CALIFORNIA RULING: Andrew Sullivan replies to National Review

Here's an argument made against the logic of Judge Richard Kramer's decision in California:
Under any set of marriage laws, the fit between the laws' purpose and the eligibility criteria they establish will be somewhat loose. Are the laws there to promote loving relationships? Well, the law doesn't require that the partners in a marriage love each other. Do they promote the formation of stable households where the partners look out for each other? Well, not every married couple lives together, and it is an "obvious social reality" that not every cohabiting couple is married. This kind of pseudo-rationalism would undermine any marriage law at all.

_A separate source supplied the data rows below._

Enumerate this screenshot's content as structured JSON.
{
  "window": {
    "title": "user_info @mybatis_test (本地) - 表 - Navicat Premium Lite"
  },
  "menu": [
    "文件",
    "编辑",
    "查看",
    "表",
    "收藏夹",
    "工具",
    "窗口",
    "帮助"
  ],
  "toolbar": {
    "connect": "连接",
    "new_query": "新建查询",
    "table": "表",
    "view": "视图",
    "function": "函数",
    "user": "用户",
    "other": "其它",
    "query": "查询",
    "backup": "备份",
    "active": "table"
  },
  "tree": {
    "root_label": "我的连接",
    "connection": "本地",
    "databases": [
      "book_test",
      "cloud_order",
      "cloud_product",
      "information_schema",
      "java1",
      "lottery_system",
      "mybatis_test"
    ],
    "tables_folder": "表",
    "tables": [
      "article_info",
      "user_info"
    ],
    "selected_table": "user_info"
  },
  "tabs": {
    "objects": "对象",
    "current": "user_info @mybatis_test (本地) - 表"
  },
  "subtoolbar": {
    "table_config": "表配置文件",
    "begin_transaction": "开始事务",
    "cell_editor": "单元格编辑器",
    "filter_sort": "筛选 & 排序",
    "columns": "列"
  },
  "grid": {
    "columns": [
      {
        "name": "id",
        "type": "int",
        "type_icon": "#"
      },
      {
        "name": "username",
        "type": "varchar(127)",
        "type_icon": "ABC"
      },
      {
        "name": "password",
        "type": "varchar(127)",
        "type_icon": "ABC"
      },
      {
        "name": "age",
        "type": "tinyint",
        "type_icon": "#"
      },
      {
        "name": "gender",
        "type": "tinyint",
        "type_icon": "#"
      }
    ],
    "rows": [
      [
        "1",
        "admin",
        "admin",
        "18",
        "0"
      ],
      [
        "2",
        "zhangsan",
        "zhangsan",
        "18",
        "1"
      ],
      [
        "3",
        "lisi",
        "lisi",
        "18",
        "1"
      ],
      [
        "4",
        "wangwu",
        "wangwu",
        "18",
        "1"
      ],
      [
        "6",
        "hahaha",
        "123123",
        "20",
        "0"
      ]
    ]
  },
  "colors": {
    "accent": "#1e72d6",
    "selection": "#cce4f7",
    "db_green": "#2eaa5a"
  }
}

The reason this doesn't persuade me is that no one is using any of these actual, not-always-present aspects of civil marriage to deny anyone's right to marry. No one, so far as I know, is saying that we should bar couples from civil marriages because they are not in love or not cohabiting or any other criterion. But they are saying that couples who do not or cannot procreate should be barred from marriage -- on those grounds alone. All Kramer is saying is that current marriage laws have no such exception, and that using that exception to exclude one group of non-procreative couples (the gay ones) rather than another non-procreative group (the straight ones) makes no logical sense. Especially when many lesbian (and some gay ones) marriages have biological children, and some straight ones have adopted kids. How does NRO defend that distinction?